Nvidia and AMD Slip Amid Market Uncertainty and Competitive Threat from Google
Conversely, semiconductor giants experienced a more mixed session, with some seeing decidedly negative results. Nvidia fell by 2.59%, hit by reports that Meta is exploring a strategic partnership with Alphabet for the acquisition of artificial intelligence processors (TPUs) instead of Nvidia chips. This news reignited fears of market fragmentation for accelerators and a potential erosion of Nvidia's dominance. Advanced Micro Devices dropped even further, plunging 4.15%, as investors anticipate increased competition in this rapidly evolving segment. Oracle also faced a moderate decline of 1.62% following an analyst downgrade.
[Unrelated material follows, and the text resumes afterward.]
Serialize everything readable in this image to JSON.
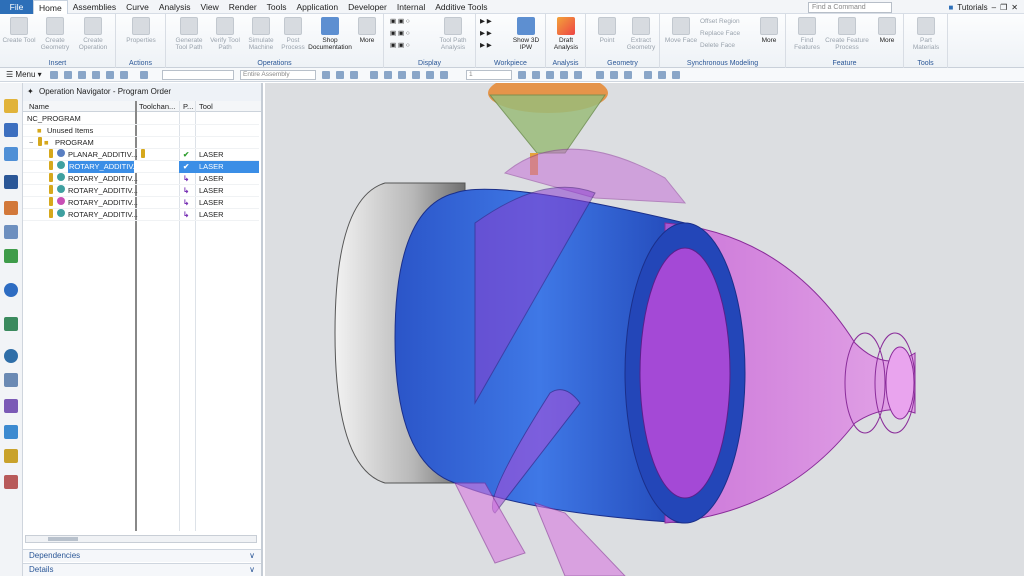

Netflix could not withstand the overall pressure on mega-cap tech stocks, slipping 2.40%, as the company continues to grapple with growth concerns despite its encouraging operational performance. J.M. Smucker, down 3.73%, stands out as an exception outside the tech sector, affected by its own operational challenges and persistent inflationary pressures. This divergence between losing semiconductor stocks and winning construction and energy stocks highlights the market's need to adjust to the structural changes in the American economy.
Consumer confidence plummets as hopes for rate cuts shape the market
Tuesday's session unfolds against a backdrop of deteriorating macroeconomic conditions. The Conference Board's consumer confidence index plummeted to 88.7 in November, falling well short of the expected 93.4, marking the lowest level since April. September's retail sales, delayed due to the government shutdown, increased by only 0.2% month-over-month, disappointing expectations of a 0.4% rise. This data reflects a weakened American consumer, pressured by persistent inflation and a weakening labor market. Unemployment rates climbed to 4.4% in September, reaching their highest level in nearly four years. However, it is precisely this economic weakness that fuels hopes for a rate cut. Mary Daly, president of the Federal Reserve Bank of San Francisco, and John Williams, head of the New York Fed, both indicated this week a willingness to consider further easing. The bond markets have reacted to this outlook by slightly lowering the yields on ten-year Treasuries, which stood at 4.00% as of November 25. This favorable monetary movement partly explains the uptick in stocks, especially those sensitive to economic conditions and interest rates, such as construction and real estate. Nonetheless, the accumulation of negative economic news creates an underlying vulnerability: investors are hoping for a monetary shift that would ease credit conditions and stimulate spending, the only remedy capable of restoring growth to more robust rates as the year 2026 approaches.
This content has been automatically translated using artificial intelligence. While we strive for accuracy, some nuances may differ from the original French version.